Türkiye Harb-İş Sendikası olarak 53 yıldır emekçinin ve emekçinin yanında yerimizi alıyor, hakları savunan bir anlayışla yolumuzda yürüyor, atacağımız adımları bu anlayışla tek tek atıyoruz. Tüm yetkili makamlara sesleniyoruz ve taleplerimizi siz değerli basınımıza ve değerli İzmirli hemşehrilerimize duyurmak üzere bilgilendiriyoruz; 8 ay önce imzalanan kamu çerçeve protokolü, Ocak ayında başlayan toplu sözleşmeler ile Mart ayında başlayan toplu sözleşmeler arasındaki fiyat farkının en kısa sürede ödenmesi yönündeki kararını kaybetti. Doğrusal bir artış ya da refah payı verilmesi zorunlu hale geldi. Üzerimize yük olan gelir vergisinin yüzde 15 olarak sabitlenmesini, Ocak ayında aldığımız maaşları Aralık ayında almak istiyoruz. Savunma sanayii çalışanlarının fiyatlarının yoksulluk sınırının altına düşmesi durumunda derhal savunma sanayii destek primi verilmelidir. Bir sonraki kamu çerçeve protokolünde nitelikli iş yapan savunma personeli, demiryolu çalışanları, güç personeli ve maden personelinin artış oranlarının farklı değerlendirilmesi gerekiyor.

“HAKKIMIZ OLAN ZAMLARI VE ALAMADIĞIMIZ REFAH PAYINI İSTİYORUZ”

Bizler 44 fabrikamızda tanklarımızı, obüslerimizi hazır bulunduran, Zeytin Dalı ve Fırat Kalkanı’nda PKK’nın tepesine kurşun yağdıran, PKK’nın tepesine bomba yağdıran dostlarız.

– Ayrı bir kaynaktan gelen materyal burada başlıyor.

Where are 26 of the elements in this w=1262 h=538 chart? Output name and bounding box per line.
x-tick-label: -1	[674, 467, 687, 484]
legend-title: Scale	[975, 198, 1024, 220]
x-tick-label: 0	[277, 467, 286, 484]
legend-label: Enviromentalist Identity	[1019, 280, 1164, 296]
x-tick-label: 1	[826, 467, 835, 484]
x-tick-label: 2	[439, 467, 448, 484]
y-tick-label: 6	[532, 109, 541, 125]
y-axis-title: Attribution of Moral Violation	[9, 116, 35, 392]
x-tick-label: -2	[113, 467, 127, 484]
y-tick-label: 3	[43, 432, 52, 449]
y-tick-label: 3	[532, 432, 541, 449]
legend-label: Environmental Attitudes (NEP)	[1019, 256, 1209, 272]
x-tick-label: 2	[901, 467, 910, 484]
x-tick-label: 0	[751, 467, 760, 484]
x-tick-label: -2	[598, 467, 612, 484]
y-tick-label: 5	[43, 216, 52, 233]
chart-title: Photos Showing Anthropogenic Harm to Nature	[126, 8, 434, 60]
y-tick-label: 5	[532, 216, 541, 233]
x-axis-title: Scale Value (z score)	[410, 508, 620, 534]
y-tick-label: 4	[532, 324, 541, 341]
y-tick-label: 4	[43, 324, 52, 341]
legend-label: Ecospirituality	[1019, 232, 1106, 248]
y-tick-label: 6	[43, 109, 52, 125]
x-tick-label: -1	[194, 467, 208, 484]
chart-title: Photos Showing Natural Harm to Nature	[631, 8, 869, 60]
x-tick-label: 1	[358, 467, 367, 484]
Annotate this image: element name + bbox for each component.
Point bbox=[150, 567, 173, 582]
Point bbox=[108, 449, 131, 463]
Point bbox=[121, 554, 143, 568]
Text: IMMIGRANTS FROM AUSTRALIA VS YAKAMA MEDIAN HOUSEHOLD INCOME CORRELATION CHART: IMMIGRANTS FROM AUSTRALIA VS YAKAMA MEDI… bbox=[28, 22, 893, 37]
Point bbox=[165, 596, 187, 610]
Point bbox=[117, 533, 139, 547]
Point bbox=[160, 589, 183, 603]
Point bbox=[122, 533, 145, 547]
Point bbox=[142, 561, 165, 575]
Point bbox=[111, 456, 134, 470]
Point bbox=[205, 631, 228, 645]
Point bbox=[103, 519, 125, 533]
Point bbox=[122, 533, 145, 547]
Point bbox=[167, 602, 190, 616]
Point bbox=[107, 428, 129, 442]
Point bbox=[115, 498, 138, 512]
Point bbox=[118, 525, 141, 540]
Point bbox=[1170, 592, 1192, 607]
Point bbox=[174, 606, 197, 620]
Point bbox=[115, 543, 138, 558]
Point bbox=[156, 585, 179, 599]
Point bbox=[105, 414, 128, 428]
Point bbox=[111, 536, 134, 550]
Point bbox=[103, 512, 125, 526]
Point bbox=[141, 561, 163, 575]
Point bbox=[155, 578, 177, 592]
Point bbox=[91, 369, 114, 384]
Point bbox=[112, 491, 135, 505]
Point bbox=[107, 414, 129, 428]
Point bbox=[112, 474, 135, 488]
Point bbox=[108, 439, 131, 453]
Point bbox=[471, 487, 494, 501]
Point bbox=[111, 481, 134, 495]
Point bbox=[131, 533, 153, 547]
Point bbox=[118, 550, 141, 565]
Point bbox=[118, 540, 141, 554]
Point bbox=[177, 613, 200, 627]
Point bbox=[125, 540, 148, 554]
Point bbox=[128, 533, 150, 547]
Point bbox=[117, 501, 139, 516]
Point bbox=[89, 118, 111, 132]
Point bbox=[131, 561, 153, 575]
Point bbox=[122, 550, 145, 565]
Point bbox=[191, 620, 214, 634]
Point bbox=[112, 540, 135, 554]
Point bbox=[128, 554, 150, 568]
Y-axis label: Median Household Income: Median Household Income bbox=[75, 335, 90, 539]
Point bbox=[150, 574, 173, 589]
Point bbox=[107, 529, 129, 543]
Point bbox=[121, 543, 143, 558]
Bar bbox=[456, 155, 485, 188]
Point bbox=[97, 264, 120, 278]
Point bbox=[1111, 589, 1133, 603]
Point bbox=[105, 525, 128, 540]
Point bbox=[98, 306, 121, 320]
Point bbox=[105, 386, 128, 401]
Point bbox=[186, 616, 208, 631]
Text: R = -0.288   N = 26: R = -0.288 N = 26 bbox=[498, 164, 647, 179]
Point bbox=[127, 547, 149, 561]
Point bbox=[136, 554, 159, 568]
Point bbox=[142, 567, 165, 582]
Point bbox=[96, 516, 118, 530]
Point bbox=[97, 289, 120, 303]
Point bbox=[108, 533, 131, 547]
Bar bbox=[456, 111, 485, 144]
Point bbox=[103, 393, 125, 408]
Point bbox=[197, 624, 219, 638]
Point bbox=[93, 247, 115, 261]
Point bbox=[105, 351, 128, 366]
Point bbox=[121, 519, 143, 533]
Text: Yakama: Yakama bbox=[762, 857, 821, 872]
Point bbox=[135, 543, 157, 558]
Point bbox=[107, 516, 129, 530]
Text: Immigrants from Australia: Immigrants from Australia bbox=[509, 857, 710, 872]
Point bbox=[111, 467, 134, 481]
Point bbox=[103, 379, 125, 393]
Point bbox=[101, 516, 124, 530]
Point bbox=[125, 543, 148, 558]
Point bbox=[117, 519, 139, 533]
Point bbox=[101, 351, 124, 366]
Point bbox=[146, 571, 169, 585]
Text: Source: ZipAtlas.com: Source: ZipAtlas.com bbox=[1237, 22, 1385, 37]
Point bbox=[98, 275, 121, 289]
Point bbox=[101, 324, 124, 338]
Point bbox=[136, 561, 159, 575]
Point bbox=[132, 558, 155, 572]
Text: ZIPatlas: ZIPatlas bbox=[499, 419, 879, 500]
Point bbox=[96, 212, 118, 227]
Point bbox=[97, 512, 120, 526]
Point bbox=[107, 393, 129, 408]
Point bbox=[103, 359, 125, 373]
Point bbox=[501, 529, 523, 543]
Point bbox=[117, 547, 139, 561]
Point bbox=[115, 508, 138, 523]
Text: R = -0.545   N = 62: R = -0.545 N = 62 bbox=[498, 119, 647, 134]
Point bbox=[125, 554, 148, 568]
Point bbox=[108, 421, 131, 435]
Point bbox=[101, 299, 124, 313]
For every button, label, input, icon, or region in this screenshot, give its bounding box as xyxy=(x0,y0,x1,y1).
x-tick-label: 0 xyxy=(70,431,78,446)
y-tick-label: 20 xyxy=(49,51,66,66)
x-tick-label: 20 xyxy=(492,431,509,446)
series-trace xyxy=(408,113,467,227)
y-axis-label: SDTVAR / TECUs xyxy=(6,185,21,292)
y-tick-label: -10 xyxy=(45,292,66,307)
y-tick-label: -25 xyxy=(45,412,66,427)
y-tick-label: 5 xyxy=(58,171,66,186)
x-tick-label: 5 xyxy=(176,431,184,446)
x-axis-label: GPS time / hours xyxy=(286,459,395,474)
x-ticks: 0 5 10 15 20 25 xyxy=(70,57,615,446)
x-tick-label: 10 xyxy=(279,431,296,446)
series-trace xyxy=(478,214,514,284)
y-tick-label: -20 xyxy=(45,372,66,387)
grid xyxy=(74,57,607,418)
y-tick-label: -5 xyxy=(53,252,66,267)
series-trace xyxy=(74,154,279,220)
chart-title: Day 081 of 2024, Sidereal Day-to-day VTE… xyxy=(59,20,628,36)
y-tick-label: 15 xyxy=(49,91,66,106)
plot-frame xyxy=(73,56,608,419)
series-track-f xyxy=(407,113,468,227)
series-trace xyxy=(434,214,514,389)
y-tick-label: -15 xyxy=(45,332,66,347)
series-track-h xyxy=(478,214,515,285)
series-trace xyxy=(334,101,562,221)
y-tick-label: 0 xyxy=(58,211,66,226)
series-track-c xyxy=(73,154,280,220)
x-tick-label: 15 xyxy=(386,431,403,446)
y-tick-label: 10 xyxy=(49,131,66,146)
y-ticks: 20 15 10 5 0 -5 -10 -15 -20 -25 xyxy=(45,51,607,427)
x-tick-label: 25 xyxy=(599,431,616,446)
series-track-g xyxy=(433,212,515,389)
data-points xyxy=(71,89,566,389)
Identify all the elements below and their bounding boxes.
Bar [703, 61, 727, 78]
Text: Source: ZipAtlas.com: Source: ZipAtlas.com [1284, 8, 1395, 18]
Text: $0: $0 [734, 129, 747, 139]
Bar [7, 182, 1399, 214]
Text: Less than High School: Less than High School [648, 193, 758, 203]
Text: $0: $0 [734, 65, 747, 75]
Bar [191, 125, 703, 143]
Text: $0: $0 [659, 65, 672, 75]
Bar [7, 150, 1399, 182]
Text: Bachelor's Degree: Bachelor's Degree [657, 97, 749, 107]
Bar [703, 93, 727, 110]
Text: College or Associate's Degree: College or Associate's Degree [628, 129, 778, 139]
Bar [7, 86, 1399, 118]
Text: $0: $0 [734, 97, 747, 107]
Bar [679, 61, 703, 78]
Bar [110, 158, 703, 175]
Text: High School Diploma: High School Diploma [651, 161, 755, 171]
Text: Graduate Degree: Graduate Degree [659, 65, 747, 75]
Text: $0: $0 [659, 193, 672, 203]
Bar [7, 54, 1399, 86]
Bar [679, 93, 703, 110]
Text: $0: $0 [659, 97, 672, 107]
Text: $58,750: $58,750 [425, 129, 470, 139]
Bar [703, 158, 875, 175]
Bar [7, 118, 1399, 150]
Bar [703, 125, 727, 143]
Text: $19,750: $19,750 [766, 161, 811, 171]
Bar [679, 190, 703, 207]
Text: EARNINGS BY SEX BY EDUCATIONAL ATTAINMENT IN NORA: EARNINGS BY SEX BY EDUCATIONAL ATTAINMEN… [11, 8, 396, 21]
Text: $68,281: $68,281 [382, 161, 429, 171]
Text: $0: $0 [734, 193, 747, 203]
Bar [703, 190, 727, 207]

Sahil güvenlik biziz, sahil güvenlikteki arkadaşlarımız, sahil güvenlikteki arkadaşlarımızın botları bugün sınırları koruyor. Bu ülkenin her toprağında, her köşesinde emeğimiz var. “Hakkımız olan kademeli artışı istiyoruz, alamadığımız refah payını istiyoruz.”

“BİZ BAŞKA ÜLKELERE GİTMEK İSTEMİYORUZ, BİZİMLE SAKININ”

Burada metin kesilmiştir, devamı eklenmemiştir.